Conclusions: In summary, this study suggests that colposcopy referrals and biopsy diagnosis and treatment should be performed for all HPV16/18/45 E6/E7 mRNA-positive and postmenopausal HR-HPV E6/E7 mRNA-positive ASCUS patients, and premenopausal ASCUS patients with other HR-HPV E6/E7 mRNA positivity should also be examined by colposcopy if possible according to the specific conditions to achieve early detection, early diagnosis and early treatment. However, while 16 and 18 of the high-risk HPV subtypes were reported separately in this study, no specific reports were made on the other subtypes.
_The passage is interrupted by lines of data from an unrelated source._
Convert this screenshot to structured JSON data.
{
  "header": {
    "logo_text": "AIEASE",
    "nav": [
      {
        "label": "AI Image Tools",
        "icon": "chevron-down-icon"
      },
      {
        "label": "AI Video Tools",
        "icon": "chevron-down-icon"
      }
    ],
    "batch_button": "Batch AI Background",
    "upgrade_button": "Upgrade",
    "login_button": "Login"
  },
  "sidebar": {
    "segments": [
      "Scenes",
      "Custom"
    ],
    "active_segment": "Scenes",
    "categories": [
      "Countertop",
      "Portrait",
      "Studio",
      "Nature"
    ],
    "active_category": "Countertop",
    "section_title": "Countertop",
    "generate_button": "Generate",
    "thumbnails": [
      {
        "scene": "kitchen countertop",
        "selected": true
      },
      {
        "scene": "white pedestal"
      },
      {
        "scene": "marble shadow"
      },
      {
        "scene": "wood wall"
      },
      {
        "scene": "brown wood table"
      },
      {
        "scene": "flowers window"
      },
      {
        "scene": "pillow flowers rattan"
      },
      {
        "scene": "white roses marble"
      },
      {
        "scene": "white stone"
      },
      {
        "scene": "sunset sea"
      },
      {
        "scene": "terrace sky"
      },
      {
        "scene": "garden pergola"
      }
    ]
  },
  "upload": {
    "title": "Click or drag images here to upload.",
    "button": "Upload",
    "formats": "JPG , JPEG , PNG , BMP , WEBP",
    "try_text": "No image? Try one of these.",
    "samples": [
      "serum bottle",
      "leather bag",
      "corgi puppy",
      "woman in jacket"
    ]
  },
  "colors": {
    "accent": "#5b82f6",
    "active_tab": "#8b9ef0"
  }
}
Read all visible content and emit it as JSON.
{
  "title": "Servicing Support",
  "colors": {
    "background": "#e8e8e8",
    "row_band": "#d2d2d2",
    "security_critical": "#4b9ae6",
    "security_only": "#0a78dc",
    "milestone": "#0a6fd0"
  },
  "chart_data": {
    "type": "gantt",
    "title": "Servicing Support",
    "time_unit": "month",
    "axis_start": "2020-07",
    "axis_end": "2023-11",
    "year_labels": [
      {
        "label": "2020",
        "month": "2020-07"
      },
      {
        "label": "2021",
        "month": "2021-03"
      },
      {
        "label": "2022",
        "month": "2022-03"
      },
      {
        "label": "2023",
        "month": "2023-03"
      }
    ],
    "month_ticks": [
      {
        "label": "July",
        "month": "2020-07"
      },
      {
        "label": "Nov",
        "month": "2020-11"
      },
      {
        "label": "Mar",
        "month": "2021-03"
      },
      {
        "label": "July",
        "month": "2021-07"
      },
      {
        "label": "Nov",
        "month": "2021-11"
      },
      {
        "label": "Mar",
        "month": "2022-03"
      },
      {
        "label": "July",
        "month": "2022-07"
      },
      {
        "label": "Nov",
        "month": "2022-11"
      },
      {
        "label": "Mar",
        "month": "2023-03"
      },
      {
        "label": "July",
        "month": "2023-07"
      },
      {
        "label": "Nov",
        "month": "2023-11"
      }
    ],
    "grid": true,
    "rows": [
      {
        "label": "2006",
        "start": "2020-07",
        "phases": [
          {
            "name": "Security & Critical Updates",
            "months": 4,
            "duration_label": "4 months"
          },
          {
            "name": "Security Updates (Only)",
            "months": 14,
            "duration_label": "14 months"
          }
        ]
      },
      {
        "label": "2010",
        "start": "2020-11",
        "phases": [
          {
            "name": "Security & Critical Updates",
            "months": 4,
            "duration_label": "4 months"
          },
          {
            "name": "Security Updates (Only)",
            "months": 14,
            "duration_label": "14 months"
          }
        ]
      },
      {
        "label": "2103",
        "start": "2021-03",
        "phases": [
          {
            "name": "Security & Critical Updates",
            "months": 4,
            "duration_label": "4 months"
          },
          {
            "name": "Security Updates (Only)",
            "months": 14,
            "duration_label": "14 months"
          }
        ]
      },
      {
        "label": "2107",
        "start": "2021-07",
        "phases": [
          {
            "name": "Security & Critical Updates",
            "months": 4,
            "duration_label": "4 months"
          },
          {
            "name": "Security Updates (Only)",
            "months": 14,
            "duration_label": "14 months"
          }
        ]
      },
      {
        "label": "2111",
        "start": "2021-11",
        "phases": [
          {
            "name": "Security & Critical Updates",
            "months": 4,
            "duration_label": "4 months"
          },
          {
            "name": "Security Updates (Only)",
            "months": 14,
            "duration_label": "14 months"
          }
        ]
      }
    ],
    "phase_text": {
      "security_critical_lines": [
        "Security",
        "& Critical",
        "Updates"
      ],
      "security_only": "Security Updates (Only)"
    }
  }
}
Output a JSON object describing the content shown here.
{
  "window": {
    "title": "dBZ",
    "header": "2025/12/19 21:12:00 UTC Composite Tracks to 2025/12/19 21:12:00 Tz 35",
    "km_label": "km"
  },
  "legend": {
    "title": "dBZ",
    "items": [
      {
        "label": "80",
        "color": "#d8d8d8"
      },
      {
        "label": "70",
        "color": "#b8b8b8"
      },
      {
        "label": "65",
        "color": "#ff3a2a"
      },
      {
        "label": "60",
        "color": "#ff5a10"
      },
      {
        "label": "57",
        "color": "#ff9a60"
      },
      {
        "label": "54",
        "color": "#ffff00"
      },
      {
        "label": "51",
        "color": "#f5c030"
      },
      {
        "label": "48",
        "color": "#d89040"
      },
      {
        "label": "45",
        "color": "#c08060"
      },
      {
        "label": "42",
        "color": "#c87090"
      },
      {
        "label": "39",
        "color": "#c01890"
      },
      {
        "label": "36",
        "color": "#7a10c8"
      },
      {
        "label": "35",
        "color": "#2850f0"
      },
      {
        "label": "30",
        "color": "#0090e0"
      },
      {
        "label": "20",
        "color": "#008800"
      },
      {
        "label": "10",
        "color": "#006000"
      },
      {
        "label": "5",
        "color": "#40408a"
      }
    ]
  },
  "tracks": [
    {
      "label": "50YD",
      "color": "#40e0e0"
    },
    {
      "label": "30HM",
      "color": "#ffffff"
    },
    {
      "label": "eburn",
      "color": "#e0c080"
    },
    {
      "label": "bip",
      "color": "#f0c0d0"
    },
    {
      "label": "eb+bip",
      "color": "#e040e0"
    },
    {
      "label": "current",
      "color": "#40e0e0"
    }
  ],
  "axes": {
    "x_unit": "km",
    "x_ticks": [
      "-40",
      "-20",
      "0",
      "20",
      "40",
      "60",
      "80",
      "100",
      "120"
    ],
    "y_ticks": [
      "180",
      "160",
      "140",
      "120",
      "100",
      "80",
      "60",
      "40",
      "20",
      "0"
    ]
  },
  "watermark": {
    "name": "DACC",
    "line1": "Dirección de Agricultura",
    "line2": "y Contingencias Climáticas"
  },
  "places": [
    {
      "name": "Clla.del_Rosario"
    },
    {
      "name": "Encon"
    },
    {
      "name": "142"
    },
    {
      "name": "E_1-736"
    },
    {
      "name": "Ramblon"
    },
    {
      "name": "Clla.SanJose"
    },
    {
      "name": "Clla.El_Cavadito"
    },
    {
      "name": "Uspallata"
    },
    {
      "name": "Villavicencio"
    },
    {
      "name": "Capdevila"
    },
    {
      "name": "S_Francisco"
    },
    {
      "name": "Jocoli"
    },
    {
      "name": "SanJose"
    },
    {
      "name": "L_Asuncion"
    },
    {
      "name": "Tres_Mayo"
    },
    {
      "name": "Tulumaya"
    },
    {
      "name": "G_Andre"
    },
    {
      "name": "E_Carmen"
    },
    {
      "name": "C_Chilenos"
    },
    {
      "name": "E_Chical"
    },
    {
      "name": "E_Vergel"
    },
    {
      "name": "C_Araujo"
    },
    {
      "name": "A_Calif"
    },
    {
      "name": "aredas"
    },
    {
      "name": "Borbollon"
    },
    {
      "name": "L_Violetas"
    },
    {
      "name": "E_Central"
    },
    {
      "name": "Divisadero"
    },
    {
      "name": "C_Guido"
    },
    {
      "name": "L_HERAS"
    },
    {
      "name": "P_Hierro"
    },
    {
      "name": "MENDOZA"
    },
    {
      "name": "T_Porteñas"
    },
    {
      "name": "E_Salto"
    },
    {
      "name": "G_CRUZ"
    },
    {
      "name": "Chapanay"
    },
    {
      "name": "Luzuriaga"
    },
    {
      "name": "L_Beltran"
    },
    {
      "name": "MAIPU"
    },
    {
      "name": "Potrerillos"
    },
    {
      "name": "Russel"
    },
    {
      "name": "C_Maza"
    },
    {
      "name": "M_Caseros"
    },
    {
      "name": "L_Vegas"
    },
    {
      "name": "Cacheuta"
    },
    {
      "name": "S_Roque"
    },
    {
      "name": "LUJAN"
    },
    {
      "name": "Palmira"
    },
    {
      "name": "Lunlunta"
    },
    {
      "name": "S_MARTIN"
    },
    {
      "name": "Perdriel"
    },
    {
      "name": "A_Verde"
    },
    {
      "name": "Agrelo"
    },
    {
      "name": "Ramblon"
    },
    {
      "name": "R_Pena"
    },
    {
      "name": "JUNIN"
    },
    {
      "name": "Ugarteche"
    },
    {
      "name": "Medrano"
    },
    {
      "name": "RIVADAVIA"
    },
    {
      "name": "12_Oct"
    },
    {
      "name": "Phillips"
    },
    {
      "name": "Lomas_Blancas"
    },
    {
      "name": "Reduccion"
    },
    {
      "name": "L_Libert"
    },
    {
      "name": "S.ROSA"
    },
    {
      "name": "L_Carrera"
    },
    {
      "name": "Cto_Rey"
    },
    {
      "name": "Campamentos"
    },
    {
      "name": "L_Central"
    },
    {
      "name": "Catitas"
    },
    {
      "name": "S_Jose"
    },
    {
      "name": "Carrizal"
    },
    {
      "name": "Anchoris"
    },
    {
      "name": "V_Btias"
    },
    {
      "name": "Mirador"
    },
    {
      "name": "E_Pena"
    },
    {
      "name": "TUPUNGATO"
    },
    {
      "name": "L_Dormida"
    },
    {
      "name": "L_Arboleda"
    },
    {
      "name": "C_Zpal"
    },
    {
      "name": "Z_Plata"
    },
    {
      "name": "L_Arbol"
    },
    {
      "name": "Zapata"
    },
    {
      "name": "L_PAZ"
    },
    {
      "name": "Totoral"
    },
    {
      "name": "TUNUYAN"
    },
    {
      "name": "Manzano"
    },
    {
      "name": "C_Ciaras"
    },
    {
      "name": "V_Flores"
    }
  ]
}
The pathological changes of the cervical epithelium may also need to consider other factors, such as the number of pregnancies and deliveries and sexual history, which need to be further analyzed to provide a more comprehensive and specific basis for further standardized clinical treatment of ASCUS patients, provide effective data for the accurate diagnosis of ASCUS in pathology, and make a modest contribution to the maximum improvement of the prognosis of patients.